Saturday, March 15, 2014

Midas Touch

I've got it, although it seems like everything I touch turns to crap.

I feel like crap right now.  I'm sure it's my new pills, I was warned they may upset my stomach.  They are.  I have had no appetite for the last two days, and right now, I feel like I could puke.  I ate something, hoping that would help, and I know soon the pills will knock me out, so I'll be asleep.

I also was warned that these new pills could make me suicidal for the first two weeks, while I don't feel suicidal, I am super down.

There is water all over the basement again, I ran a load of laundry, this time water went every where cause the wash tub over flowed.  I felt like I was making headway, with the upstairs being tidy, except the kitchen, which I was going to work on tomorrow, but now I feel like the house is a wreck.

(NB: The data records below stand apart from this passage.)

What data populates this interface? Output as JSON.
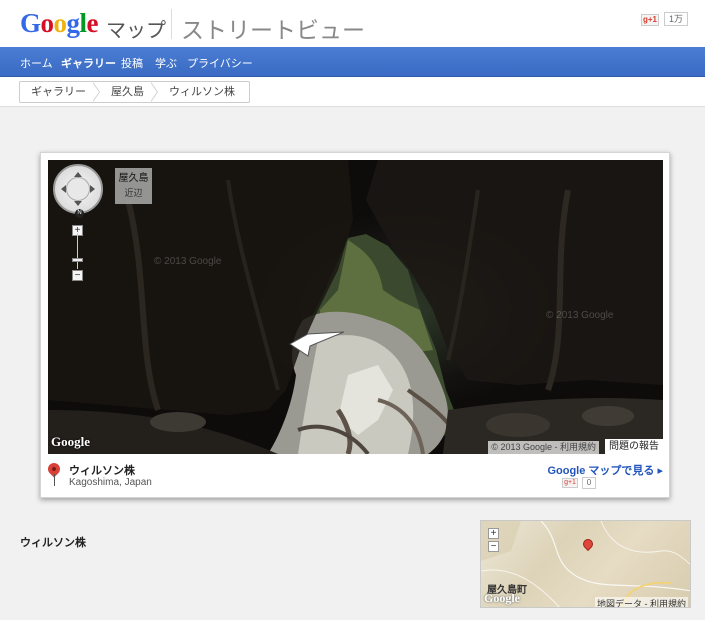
{
  "header": {
    "logo_letters": [
      "G",
      "o",
      "o",
      "g",
      "l",
      "e"
    ],
    "product": "マップ",
    "title": "ストリートビュー",
    "gplus_label": "g+1",
    "gplus_count": "1万"
  },
  "nav": {
    "items": [
      {
        "label": "ホーム"
      },
      {
        "label": "ギャラリー"
      },
      {
        "label": "投稿"
      },
      {
        "label": "学ぶ"
      },
      {
        "label": "プライバシー"
      }
    ]
  },
  "breadcrumb": [
    "ギャラリー",
    "屋久島",
    "ウィルソン株"
  ],
  "pano": {
    "watermark": "© 2013 Google",
    "place_label": "屋久島",
    "place_sub": "近辺",
    "google": "Google",
    "attribution": "© 2013 Google - 利用規約",
    "report": "問題の報告",
    "zoom_in": "+",
    "zoom_out": "−",
    "compass_n": "N"
  },
  "info": {
    "name": "ウィルソン株",
    "region": "Kagoshima, Japan",
    "maps_link": "Google マップで見る ▸",
    "gplus_label": "g+1",
    "gplus_count": "0"
  },
  "section_title": "ウィルソン株",
  "minimap": {
    "zoom_in": "+",
    "zoom_out": "−",
    "town": "屋久島町",
    "google": "Google",
    "attribution": "地図データ - 利用規約"
  },
  "colors": {
    "nav_blue": "#3b6bc4",
    "link_blue": "#2255bb",
    "pin_red": "#d9403a"
  }
}
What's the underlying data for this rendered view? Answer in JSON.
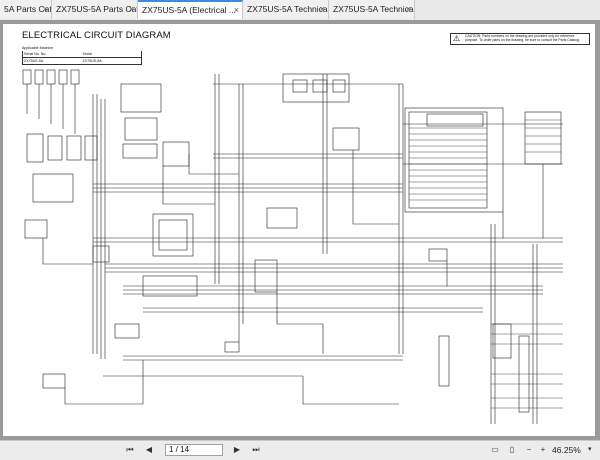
{
  "tabs": [
    {
      "label": "5A Parts Cata...",
      "active": false
    },
    {
      "label": "ZX75US-5A Parts Cata...",
      "active": false
    },
    {
      "label": "ZX75US-5A (Electrical ...",
      "active": true
    },
    {
      "label": "ZX75US-5A Technical ...",
      "active": false
    },
    {
      "label": "ZX75US-5A Technical ...",
      "active": false
    }
  ],
  "tab_close_glyph": "×",
  "document": {
    "title": "ELECTRICAL CIRCUIT DIAGRAM",
    "caution": "CAUTION: Parts numbers on the drawing are provided only for reference purpose. To order parts on the drawing, be sure to consult the Parts Catalog.",
    "caution_icon": "warning-triangle-icon",
    "applicable": {
      "heading": "Applicable Machine",
      "rows": [
        {
          "label": "Serial No. No.",
          "value": "Serial"
        },
        {
          "label": "ZX75US-5A",
          "value": "ZX75US-5A"
        }
      ]
    }
  },
  "status": {
    "page_current": "1",
    "page_total": "14",
    "page_display": "1 / 14",
    "zoom": "46.25%"
  },
  "colors": {
    "accent": "#3c8de0",
    "canvas_bg": "#9a9a9a",
    "tab_bg": "#e9e9e9",
    "status_bg": "#ececec"
  },
  "icons": {
    "first_page": "first-page-icon",
    "prev_page": "prev-page-icon",
    "next_page": "next-page-icon",
    "last_page": "last-page-icon",
    "fit_page": "fit-page-icon",
    "fit_width": "fit-width-icon",
    "zoom_out": "zoom-out-icon",
    "zoom_in": "zoom-in-icon"
  }
}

The basement is my junk pile, there is so much crap just piled up on the floor all over the place, and now there are dirty/wet clothes and water all over the floor.

And while the house is tidy, I need to wash all the bedding, I haven't vacuumed in like two months, the bathroom needs a good scrubbing as does the kitchen.  But I'm never home.  And when I am, I'm too tired.

I feel like a worthless wife and mother.  To me that is what is important, being a wife and mother.  Being there for my family.  And I'm not.  I'm shit, I'm worthless.  I can barely function when I'm home, and that's not very much.

I really hope these pills work.  I need to feel better.  I need to be in a better mood and have more energy.  Things need to get better.